Alas, I have been unable to find out anything about who the artist is.
One Small Step
Stella Starbuck steps out from her capsule Onto the surface of the dry, cold Moon, Or even Europa, or Mercury, perhaps, But definitely on a Sunday afternoon. If she can only focus on her giant leap, She might ignore the droning of the cars – If she can make a rocketship out of her tepee, She knows she can bravely conquer Mars. It’s not, she notes, as red as she expected, But rather a barren desert lawn of green. With her life-support given one last check, It’s time to boldly go where no man has been. But what’s that ? Over there ! An alien ! Quickly ! Should she hide, or should she hail ? Too late ! She’d under attack, yet agen, As lasers shoot from its wagging Martian tail. Luckily, her pure-wool spacesuit is armoured. She picks up a ball from the regolith And throws it up – so high, so far ! – But then, her gravity is only one-fifth. All alone now, that’s when the voice comes Over the comms-link, into her thoughts – “Looks like you made it – isn’t that something ? The onward footprints of astronauts. But then that’s humans – always climbing, Striding and striving, proving your steel. You know, this doesn’t have to end at tea-time – One day, you could be standing here for real…” After a moment, another voice calls her – Ground Control, to come home for tea. But just before she must blasts-off, she stalls To admire the view of what she might be.

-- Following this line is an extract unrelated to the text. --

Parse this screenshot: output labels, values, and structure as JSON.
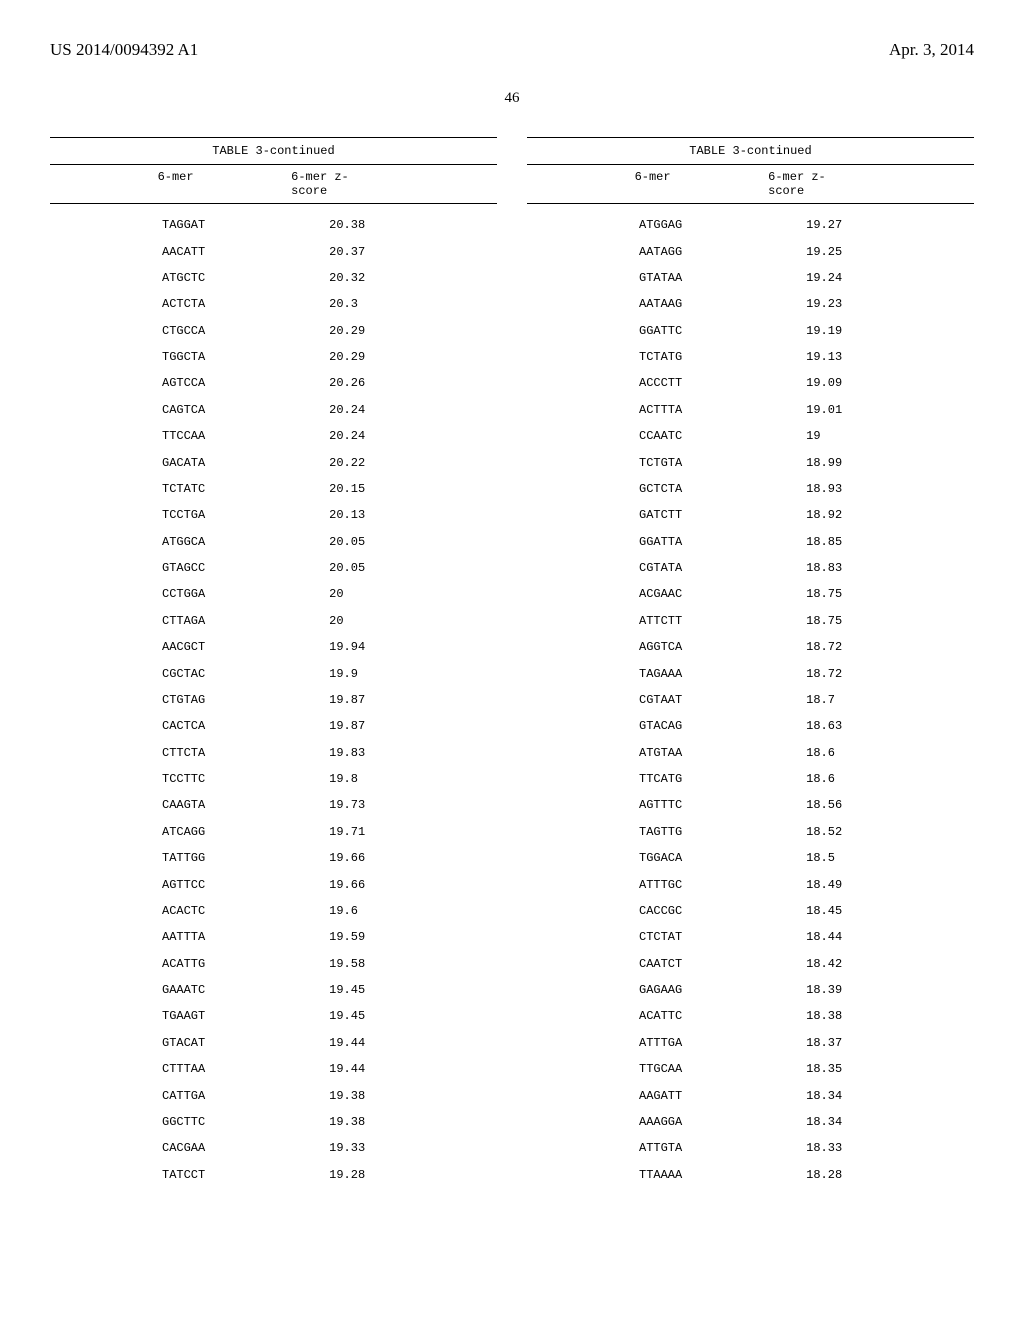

She sits on her first floor balcony, Overlooking Casterbridge Square, She sits and sips her Earl Grey tea In the light West Country air – Here in her true-blue toytown Like a tolerated pet, Her flat dressed-up and she dressed-down, As she joins the Georgian set. Dorchester is hard on Hardy – Thomas, yes, but never Keir, And the local Labour party Is about to disappear. But the class-struggle can still advance With the taste of the elites – Should not all workers get the chance To live in pleasant streets ? And yes, she’s aware of their breezeblock hearts, And their ceilings lacking height, And don’t get her started on glazing bars ! But all-in-all, it does alright. Developers on best behaviour, Showing that they can play nice – But oh, the cost for a little flavour ! Beauty has its bogus price.
Of course, whenever HRH comes by, She must lay low As locals swoon and neighbours sigh At the whole boot-licking show – And even when it’s safe to leave And stroll about the place, The very streets still live and breathe With his family’s air and grace. She sees it in the names of roads, The names of buildings, names of shops, She hears it in the toady toads Whose croaking never stops. But the sad fact is, it’s thanks to him That there ever was this town – It may be prim, but never grim, As sparkly as a crown. So yes, she knows, for all her gripes, It’s thanks to him, her joy – For were it left to lefty types Then tower blocks ahoy ! She sits on her balcony under the sun Over the flagstone square – And curses the Tories, but knows they’ve won – For she’d rather be here than there.
Coventry architecture before and after images taken from Coventry Now & Then
Ghost Town
Coventry once was the jewell of the Midlands, And Dreseden the Diamond of Saxony. The War did for them, of course, levelled them both, Cursed for their beauty and factories. But these days, one is a beauty again, And the other became a byword for blight – The perfect place for filming dystopian dramas, With not a tourist in sight. And half of its wounds are self-inflicted, As if the subconscious penance we pay For the vengeful bombing to tear down beauty – Is that why the concrete has to stay ? But the truth is, the Luftwaffe finished the job That the Council themselves had already begun. It streaks so grimy whenever it rains, Yet is equally harsh and grey in the sun. It’s called ‘brutalist’ for a reason – Because it’s so raw, like a wound across the eyes. And meanwhile Dresden has put on her ballgown, No longer cowering under the skies. Coventry once was the jewell of the Midlands, But now reduced to a national joke. It’s a place for slums and traffic jams, But it’s no place for Coventry folk.